I am preparing for a probability exam and while practicing stuck on this question. Do not even know how to begin.
Let $X_1$, $X_2$, $X_3$ be independent uniform $(0,1)$ random variables. What is the probability that we can form a triangle with three sticks of length $X_1$, $X_2$, $X_3$?
I am thinking of using $X_1 + X_2 > X_3$ for this to happen and there are three such combinations. But how to proceed next ?
The desired probability corresponds to the volume of the subset of the unit cube $[0,1]^3$ that is bounded by the three planes $x+y=z$, $x+z=y$, $y+z=x$. Each of these planes chops off a tetrahedron (e.g. the one with vertices $(0,0,0)$, $(1,0,1)$, $(0,1,1)$ and $(0,0,1)$ for the plane $x+y=z$) of volume $\frac 16$. These tetrahedra are disjoint (only the biggest number can be bigger than the sum of the other two numbers), hence the volume remaining is $$1-3\cdot \frac16=\frac12.$$
I am too dumb to imagine cutting a tetrahedron in the 3D space, so here is a slight variation of Hagen von Eitzen's answer. Let the three sides be $x,y,z$. Suppose $z$ is fixed and it is the longest side. Then the probability that $x,y,z$ form side lengths of a triangle is the area bounded by $\left\{(x,y): 0\le x\le z,\ 0\le y\le z,\ x+y\ge z\right\}$, which is $z^2/2$. Integrate from $z=0$ to $z=1$, we get $1/6$. Multiply by $3$ (previously we have fixed one of the three sides as the longest one), we obtain the answer as $1/2$.

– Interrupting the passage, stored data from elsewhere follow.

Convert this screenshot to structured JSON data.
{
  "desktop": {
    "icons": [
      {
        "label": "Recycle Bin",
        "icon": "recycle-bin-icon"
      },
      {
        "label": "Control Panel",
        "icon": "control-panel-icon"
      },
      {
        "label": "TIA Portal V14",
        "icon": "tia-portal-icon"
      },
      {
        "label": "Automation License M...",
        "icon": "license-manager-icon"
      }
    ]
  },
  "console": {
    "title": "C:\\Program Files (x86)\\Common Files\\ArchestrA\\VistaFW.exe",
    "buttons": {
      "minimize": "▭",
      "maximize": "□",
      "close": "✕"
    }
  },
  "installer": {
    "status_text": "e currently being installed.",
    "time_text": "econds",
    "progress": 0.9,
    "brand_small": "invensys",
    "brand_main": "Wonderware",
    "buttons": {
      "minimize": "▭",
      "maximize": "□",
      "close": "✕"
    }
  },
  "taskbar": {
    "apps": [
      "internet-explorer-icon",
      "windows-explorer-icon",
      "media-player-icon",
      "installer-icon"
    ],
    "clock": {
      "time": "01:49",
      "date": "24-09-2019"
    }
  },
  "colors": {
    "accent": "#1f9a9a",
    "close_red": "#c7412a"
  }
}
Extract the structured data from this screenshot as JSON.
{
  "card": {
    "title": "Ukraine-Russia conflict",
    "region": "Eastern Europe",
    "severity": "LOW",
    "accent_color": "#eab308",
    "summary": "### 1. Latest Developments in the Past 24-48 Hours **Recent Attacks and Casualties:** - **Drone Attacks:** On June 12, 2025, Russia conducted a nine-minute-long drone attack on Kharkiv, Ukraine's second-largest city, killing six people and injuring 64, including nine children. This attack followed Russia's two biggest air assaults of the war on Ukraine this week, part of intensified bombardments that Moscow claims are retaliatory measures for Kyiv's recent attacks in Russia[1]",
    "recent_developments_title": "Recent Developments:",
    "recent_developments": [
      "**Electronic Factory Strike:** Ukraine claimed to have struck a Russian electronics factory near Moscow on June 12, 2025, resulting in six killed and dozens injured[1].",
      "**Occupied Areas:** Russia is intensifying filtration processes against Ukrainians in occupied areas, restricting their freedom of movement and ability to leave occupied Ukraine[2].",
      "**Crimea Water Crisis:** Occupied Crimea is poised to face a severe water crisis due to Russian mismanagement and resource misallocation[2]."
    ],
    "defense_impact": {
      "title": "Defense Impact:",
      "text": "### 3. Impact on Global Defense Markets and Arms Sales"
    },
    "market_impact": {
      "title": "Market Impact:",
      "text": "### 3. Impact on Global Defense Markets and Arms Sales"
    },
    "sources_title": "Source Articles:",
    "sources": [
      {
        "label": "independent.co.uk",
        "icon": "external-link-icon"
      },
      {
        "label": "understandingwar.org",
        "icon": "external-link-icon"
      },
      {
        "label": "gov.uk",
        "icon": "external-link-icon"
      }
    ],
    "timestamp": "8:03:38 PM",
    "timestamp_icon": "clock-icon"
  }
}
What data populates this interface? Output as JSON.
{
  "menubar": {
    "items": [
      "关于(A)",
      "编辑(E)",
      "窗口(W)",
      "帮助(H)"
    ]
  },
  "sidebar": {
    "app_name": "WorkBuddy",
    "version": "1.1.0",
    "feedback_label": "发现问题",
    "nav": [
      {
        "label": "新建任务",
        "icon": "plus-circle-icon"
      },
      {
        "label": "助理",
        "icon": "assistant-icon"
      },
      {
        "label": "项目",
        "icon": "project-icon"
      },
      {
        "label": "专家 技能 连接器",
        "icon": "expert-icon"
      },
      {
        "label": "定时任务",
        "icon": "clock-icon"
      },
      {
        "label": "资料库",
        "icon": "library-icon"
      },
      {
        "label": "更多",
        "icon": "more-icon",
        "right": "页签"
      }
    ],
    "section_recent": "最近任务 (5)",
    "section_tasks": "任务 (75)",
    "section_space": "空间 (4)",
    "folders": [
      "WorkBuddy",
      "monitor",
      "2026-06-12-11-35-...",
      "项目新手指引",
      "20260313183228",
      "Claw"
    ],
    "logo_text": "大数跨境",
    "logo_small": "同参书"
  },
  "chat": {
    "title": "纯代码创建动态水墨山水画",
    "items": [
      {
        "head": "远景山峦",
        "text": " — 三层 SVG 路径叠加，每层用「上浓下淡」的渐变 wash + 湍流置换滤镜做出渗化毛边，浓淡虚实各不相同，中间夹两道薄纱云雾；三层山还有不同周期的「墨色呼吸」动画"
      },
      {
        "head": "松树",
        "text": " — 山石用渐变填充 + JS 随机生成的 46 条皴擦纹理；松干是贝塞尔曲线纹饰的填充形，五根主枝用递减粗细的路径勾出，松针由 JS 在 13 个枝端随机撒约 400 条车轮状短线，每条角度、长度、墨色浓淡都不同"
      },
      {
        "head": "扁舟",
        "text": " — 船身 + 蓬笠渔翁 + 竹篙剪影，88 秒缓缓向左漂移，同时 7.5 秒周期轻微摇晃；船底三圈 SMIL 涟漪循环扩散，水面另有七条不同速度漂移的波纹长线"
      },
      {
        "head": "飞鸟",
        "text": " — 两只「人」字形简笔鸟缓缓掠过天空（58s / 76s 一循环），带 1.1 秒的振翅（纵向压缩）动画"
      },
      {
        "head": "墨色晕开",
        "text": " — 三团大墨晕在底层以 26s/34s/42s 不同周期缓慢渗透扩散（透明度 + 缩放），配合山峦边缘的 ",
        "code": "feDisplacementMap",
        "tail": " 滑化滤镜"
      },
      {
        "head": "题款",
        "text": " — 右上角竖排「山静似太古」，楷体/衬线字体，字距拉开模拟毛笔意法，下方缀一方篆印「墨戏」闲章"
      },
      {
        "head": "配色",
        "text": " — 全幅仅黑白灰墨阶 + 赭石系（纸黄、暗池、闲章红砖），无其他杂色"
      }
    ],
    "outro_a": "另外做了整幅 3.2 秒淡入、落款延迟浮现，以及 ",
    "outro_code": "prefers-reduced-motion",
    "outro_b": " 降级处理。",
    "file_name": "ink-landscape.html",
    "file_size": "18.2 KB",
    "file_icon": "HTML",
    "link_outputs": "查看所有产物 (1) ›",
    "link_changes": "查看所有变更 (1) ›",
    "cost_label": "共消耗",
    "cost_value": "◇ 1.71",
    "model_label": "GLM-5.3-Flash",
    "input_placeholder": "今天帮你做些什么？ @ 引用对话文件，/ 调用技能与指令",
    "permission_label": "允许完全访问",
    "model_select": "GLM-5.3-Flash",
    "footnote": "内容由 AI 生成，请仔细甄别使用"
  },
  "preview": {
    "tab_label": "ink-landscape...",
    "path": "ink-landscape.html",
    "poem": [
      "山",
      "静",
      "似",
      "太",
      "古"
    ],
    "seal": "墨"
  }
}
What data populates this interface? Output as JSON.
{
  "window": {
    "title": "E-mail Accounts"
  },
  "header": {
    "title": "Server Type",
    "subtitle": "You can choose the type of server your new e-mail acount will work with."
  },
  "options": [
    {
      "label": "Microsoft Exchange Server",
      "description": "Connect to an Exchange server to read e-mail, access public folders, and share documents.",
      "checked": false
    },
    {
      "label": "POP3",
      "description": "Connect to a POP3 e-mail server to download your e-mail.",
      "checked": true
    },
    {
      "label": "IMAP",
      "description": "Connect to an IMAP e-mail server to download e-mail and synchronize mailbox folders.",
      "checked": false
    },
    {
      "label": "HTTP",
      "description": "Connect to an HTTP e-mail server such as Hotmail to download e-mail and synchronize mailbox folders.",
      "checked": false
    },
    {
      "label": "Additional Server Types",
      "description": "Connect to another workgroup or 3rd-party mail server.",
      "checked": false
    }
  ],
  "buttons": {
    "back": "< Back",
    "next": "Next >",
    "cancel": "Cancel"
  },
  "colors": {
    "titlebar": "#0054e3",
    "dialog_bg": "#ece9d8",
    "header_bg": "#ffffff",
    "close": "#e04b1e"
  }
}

Let $x,y,z$ be the three numbers. The probability that $z > x + y$ is given by
$$ \int_0^1 dz \int_0^z dy \int_0^{z-y} dx = 1/6. $$
Any of the three variables could be the largest, so multiply by $3$ and we obtain $1/2$.
Here's a simpler geometric argument. Suppose the largest of the three is $a$. Then the other two must lie in the square with area $a^2$. In that square, the northwest-to-southeast diagonal gives the line where the other two sum to $a$. Below that line, the other two sum to less than $a$. Clearly that line cuts the square in half. Hence, for any $a$, the probability is $1/2$.